A/N: Dear reader,

This is a fic crossposted from AO3. It was first posted the 18th of August, 2021.

The version on AO3 is the 'definitive edition', and will be ahead by a chapter or two at a time, and it has a special workskin to make it pretty. I'm under the same username there (onewomancitadel). It will also be explicit, but not this version here; oneshots are uploaded there which won't be uploaded here for a similar reason. However, I was directed to use this site since it seems like RWBY fandom is active over here, so hi! I haven't used this website in around a decade lol.

Fic updates weekly at weekends, roughly Aussie evening time.

Title is per Purity Ring's WOMB special track on the vinyl. Epigraph is courtesy the Gnostic Society Library.

Since this lacks the tagging system I am used to, just putting here: this story is balls-to-the-wall romance (Cinder/Jaune), involves painful character growth, unabashed redemption arcs, dragging them kicking and screaming into talking about their feelings, enemies-to-lovers, and slow burn.

It's also a complete self-indulgence, so if anybody else likes it, let me know! Otherwise, I don't request concrit (I do occasionally do so in individual conversation though).

Yours,

Seraphina


Prologue

For I am knowledge and ignorance.

I am shame and boldness.

I am shameless; I am ashamed.

I am strength and I am fear.

I am war and peace.

Give heed to me.

-The Thunder, Perfect Mind


It was fitting that she be here, the blackest of omens, tar-dark with her own wet blood. Swollen and as scattered as the moon. She was breathing in broken fits, curled over on the floor in a hidden alcove, a feral animal making its nest. The night grew long, and it had fallen with a foreboding bearing. Jaune had a feeling sunrise would be hard-won. Oscar was gone. So it seemed that she had lost her way, too. Jaune should have left. He had lost his team in the labyrinthine Atlesian halls, and found himself here. He should have kept moving. But Jaune did not walk away easily, and she had taunted him once: are you gonna let her die, too? He did not like leaving people to die.

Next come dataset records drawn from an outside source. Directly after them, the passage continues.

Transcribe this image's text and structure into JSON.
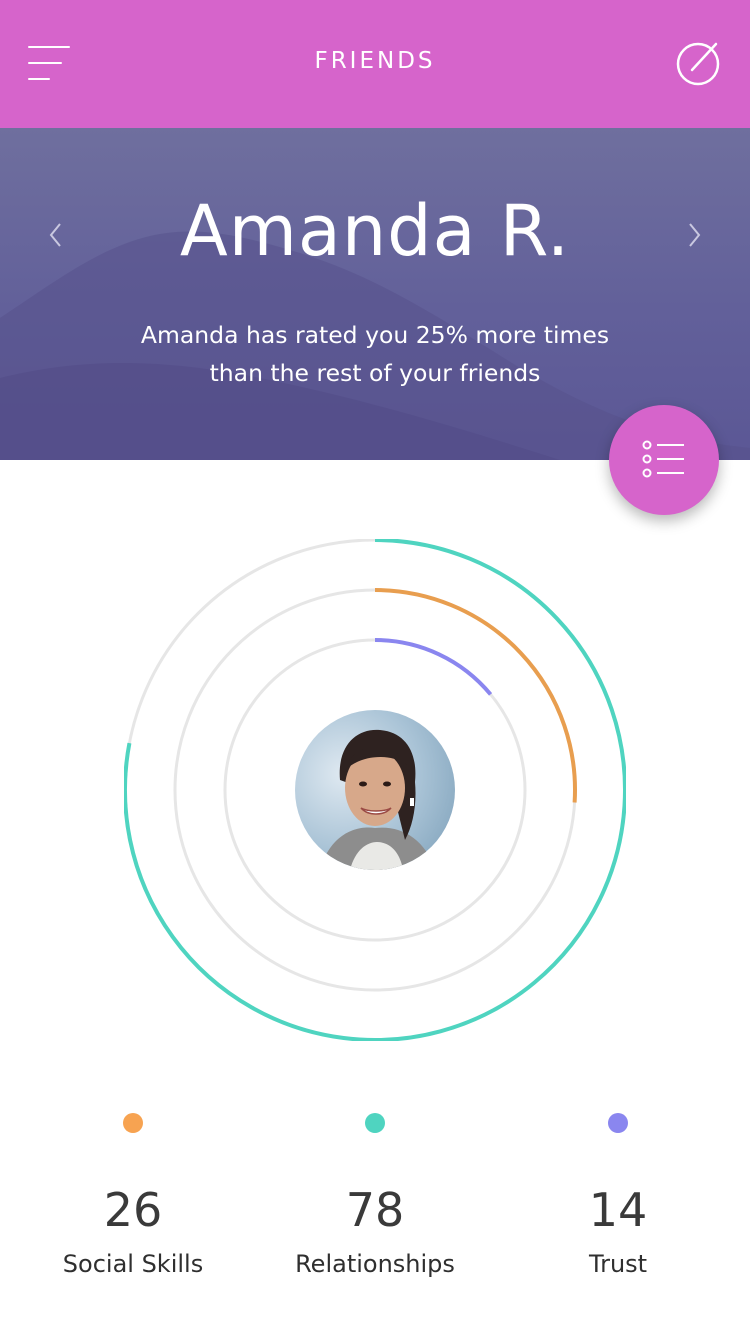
{
  "header": {
    "title": "FRIENDS",
    "menu_icon": "hamburger-menu-icon",
    "action_icon": "compose-icon",
    "background": "#d664cb"
  },
  "profile": {
    "name": "Amanda R.",
    "description_line1": "Amanda has rated you 25% more times",
    "description_line2": "than the rest of your friends",
    "prev_icon": "chevron-left-icon",
    "next_icon": "chevron-right-icon"
  },
  "fab": {
    "icon": "list-icon",
    "color": "#d664cb"
  },
  "rings": {
    "track_color": "#e6e6e6",
    "series": [
      {
        "key": "relationships",
        "color": "#4fd4c0",
        "fraction": 0.78
      },
      {
        "key": "social_skills",
        "color": "#e89e4f",
        "fraction": 0.26
      },
      {
        "key": "trust",
        "color": "#8a86ef",
        "fraction": 0.14
      }
    ]
  },
  "stats": [
    {
      "value": "26",
      "label": "Social Skills",
      "color": "#f7a351"
    },
    {
      "value": "78",
      "label": "Relationships",
      "color": "#4fd4c0"
    },
    {
      "value": "14",
      "label": "Trust",
      "color": "#8a86ef"
    }
  ]
}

He should have left Cinder Fall to die, and her Maiden power pass on. That would have been easy arithmetic on paper. Let her breathe her last spiteful breath. Jaune was no good at arithmetic. He approached her. The dim sound of alarms whirring like angry wasps barely registered as he trod over ash marking the ground of her passage, mixing with blood into a paste. Fire surrounded her. He, then, stepped into the flame with her.

"You!" she snarled. It reverberated off the tin walls and settled in his gut.

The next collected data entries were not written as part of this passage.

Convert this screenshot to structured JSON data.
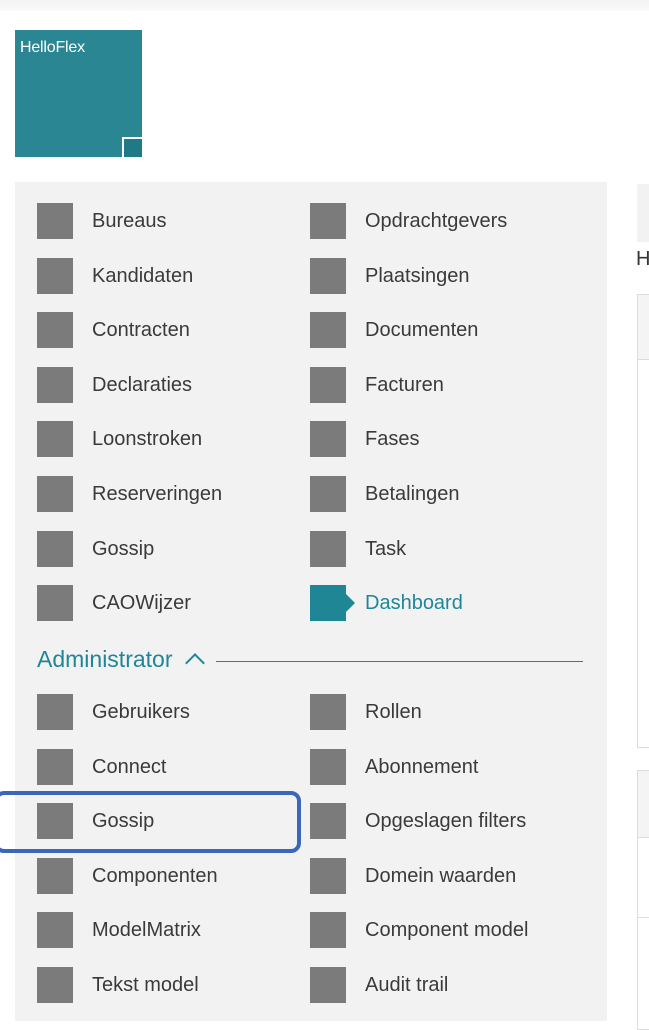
{
  "app": {
    "logo_text": "HelloFlex"
  },
  "menu": {
    "items": [
      {
        "label": "Bureaus"
      },
      {
        "label": "Opdrachtgevers"
      },
      {
        "label": "Kandidaten"
      },
      {
        "label": "Plaatsingen"
      },
      {
        "label": "Contracten"
      },
      {
        "label": "Documenten"
      },
      {
        "label": "Declaraties"
      },
      {
        "label": "Facturen"
      },
      {
        "label": "Loonstroken"
      },
      {
        "label": "Fases"
      },
      {
        "label": "Reserveringen"
      },
      {
        "label": "Betalingen"
      },
      {
        "label": "Gossip"
      },
      {
        "label": "Task"
      },
      {
        "label": "CAOWijzer"
      },
      {
        "label": "Dashboard",
        "active": true
      }
    ]
  },
  "admin": {
    "section_label": "Administrator",
    "items": [
      {
        "label": "Gebruikers"
      },
      {
        "label": "Rollen"
      },
      {
        "label": "Connect"
      },
      {
        "label": "Abonnement"
      },
      {
        "label": "Gossip",
        "highlighted": true
      },
      {
        "label": "Opgeslagen filters"
      },
      {
        "label": "Componenten"
      },
      {
        "label": "Domein waarden"
      },
      {
        "label": "ModelMatrix"
      },
      {
        "label": "Component model"
      },
      {
        "label": "Tekst model"
      },
      {
        "label": "Audit trail"
      }
    ]
  },
  "right_panel": {
    "heading_fragment": "H"
  },
  "colors": {
    "brand": "#2a8693",
    "accent": "#1f8696",
    "icon_gray": "#7b7b7b",
    "highlight_border": "#3a67b8",
    "panel_bg": "#f2f2f2"
  }
}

With his sword sheathed, he held his arms out in a motion of nonviolence.

"Come to gloat?" she said. She lifted her flesh arm to strike Maiden fire at him. It passed him as warm air. Fire, fire, fire.

"No," he said.

"I'll kill you… if you come any closer."

"I'm not intending to." He crouched before her.

"If you're not here to gloat, and you're not here to kill me… do you just want… to watch me die?"

Jaune tried to explain it to her. He didn't know enough himself. He had wanted to fight her so badly he would have died for it. Now, he didn't recognise what feeling rushed through him. It was hatred, or it was pity, or it was fear. Or it was simply who he was: something quieter, and twice as insistent, urging him on.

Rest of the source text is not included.